Variable error rate of SVM Classifier using K-Fold Cross Vaidation Matlab

898 Views Asked by At

I'm using K-Fold Cross-validation to get the error rate of a SVM Classifier. This is the code with wich I'm getting the error rate for 8-Fold Cross-validation:

data = load('Entrenamiento.txt');
group = importdata('Grupos.txt');
CP = classperf(group);

N = length(group);
k = 8; 
indices = crossvalind('KFold',N,k); 
single_error = zeros(1,k);
    for j = 1:k 
        test = (indices==j);
        train = ~test;
        SVMModel_1 = fitcsvm(data(train,:),group(train,:),'BoxConstraint',1,'KernelFunction','linear');
        classification = predict(SVMModel_1,data(test,:)); 
        classperf(CP,classification,test); 
        single_error(1,j) = CP.ErrorRate;
    end
confusion_matrix = CP.CountingMatrix 
VP = confusion_matrix(1,1);
FP = confusion_matrix(1,2);
FN = confusion_matrix(2,1);
VN = confusion_matrix(2,2);
mean_error = mean(single_error)

However, the mean_error changes each time I run the script. This is due to crossvalind, which generates random cross-validation indices, so each time I run the script, it generates different random indices.

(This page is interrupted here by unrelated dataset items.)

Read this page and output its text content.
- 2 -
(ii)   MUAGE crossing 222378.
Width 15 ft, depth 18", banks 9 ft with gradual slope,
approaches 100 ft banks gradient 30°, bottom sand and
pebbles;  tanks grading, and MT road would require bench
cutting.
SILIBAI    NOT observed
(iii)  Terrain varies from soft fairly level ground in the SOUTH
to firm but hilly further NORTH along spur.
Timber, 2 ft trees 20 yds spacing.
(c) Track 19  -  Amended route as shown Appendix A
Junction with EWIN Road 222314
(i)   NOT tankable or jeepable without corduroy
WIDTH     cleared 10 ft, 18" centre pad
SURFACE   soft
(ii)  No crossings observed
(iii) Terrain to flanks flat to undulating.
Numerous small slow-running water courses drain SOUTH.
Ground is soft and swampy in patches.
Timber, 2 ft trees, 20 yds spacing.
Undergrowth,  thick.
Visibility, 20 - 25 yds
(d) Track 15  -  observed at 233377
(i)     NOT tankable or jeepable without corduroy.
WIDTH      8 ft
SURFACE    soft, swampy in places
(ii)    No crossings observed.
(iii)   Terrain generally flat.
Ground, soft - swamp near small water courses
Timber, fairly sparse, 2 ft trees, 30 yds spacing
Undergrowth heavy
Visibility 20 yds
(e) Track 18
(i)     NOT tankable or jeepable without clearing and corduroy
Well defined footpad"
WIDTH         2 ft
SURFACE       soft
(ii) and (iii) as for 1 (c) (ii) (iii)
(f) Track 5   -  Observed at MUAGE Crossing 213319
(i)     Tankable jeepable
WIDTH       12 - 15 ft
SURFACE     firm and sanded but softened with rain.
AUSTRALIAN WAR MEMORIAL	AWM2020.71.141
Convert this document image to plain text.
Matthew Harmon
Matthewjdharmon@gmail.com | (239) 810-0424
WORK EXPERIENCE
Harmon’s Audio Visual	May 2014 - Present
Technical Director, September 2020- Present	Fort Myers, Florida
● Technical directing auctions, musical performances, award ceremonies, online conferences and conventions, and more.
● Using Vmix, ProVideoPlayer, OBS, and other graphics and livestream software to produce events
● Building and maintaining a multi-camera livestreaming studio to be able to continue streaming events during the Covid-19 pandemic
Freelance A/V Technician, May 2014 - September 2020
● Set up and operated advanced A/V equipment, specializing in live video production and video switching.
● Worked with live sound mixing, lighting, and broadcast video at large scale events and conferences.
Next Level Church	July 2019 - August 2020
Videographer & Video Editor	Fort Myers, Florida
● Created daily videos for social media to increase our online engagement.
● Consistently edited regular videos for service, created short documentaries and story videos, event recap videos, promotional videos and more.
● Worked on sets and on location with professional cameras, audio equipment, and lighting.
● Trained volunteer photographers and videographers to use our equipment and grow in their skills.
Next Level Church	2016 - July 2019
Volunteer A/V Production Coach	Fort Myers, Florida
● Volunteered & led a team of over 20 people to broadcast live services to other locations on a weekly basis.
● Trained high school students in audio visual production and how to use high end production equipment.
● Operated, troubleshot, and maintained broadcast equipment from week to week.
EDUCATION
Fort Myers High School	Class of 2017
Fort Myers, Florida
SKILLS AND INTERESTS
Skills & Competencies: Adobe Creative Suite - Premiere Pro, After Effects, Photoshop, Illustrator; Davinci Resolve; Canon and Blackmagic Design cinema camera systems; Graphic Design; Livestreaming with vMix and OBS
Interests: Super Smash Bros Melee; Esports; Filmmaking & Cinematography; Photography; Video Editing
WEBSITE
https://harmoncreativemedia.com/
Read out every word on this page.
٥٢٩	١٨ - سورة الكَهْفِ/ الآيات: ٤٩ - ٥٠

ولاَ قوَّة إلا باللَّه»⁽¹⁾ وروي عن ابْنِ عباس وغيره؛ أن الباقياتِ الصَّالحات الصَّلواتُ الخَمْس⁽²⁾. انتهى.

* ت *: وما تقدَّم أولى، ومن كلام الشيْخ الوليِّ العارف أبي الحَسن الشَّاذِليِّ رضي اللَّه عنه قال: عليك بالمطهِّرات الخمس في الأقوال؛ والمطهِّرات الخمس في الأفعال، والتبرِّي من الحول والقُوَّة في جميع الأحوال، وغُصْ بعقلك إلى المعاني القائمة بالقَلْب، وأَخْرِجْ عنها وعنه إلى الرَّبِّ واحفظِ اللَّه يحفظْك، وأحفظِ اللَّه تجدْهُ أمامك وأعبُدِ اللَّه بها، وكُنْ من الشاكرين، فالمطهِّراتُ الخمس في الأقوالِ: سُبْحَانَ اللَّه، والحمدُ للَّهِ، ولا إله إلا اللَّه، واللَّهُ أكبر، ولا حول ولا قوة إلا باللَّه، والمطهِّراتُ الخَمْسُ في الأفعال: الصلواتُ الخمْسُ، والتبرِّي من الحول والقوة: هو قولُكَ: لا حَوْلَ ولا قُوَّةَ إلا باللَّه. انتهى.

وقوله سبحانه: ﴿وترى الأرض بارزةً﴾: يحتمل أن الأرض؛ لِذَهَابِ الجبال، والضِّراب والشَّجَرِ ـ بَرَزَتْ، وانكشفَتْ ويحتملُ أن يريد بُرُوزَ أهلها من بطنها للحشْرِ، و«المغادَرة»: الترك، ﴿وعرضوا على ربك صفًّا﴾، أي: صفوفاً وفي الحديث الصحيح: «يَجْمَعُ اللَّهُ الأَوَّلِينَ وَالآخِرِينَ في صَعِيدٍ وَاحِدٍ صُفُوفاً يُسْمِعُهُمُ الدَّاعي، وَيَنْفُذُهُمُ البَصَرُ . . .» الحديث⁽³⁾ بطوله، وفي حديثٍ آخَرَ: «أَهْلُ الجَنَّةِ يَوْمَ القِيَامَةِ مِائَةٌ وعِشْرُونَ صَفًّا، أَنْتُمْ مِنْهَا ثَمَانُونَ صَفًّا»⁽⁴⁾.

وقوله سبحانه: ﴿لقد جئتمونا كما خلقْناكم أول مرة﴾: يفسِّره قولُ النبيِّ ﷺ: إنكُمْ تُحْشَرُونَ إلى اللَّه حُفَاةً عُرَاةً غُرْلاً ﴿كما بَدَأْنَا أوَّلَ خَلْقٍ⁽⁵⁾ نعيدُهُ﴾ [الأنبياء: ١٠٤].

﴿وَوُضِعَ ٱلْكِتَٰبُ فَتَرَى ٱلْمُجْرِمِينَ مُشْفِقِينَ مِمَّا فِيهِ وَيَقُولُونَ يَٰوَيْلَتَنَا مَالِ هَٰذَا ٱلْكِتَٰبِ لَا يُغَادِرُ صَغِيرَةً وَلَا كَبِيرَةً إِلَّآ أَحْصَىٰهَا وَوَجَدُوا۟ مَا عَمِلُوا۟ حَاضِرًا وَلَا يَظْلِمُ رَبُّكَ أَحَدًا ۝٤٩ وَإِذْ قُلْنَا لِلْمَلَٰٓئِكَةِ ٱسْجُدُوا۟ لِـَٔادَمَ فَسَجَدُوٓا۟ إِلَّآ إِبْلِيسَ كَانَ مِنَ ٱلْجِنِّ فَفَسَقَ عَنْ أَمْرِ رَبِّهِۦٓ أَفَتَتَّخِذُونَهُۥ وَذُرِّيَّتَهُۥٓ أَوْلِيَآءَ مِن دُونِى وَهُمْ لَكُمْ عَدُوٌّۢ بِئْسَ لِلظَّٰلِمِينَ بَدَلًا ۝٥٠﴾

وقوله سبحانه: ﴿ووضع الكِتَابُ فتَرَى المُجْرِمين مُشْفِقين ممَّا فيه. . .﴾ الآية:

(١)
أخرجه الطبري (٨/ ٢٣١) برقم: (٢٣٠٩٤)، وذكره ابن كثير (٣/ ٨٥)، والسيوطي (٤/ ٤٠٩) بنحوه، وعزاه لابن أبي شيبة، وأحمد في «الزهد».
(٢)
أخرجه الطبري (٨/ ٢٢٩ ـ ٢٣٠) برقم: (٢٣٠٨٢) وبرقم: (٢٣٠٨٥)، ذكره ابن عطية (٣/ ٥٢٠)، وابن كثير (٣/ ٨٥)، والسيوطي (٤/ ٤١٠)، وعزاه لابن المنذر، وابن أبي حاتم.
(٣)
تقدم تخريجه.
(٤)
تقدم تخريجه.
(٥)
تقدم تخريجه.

What should I do to calculate the true error rate? Should I calculate the mean error rate of n code executions? Or what value should I use?

1

There are 1 best solutions below

0
On BEST ANSWER

You can check wiki,

In k-fold cross-validation, the original sample is randomly partitioned into k equal size subsamples.

and

The k results from the folds can then be averaged (or otherwise combined) to produce a single estimation.

So no worries about different error rates of randomly selecting folds.

Of course the results will be different.

However if your error rate is in wide range then increasing k would help.

Also rng can be used to get fixed results.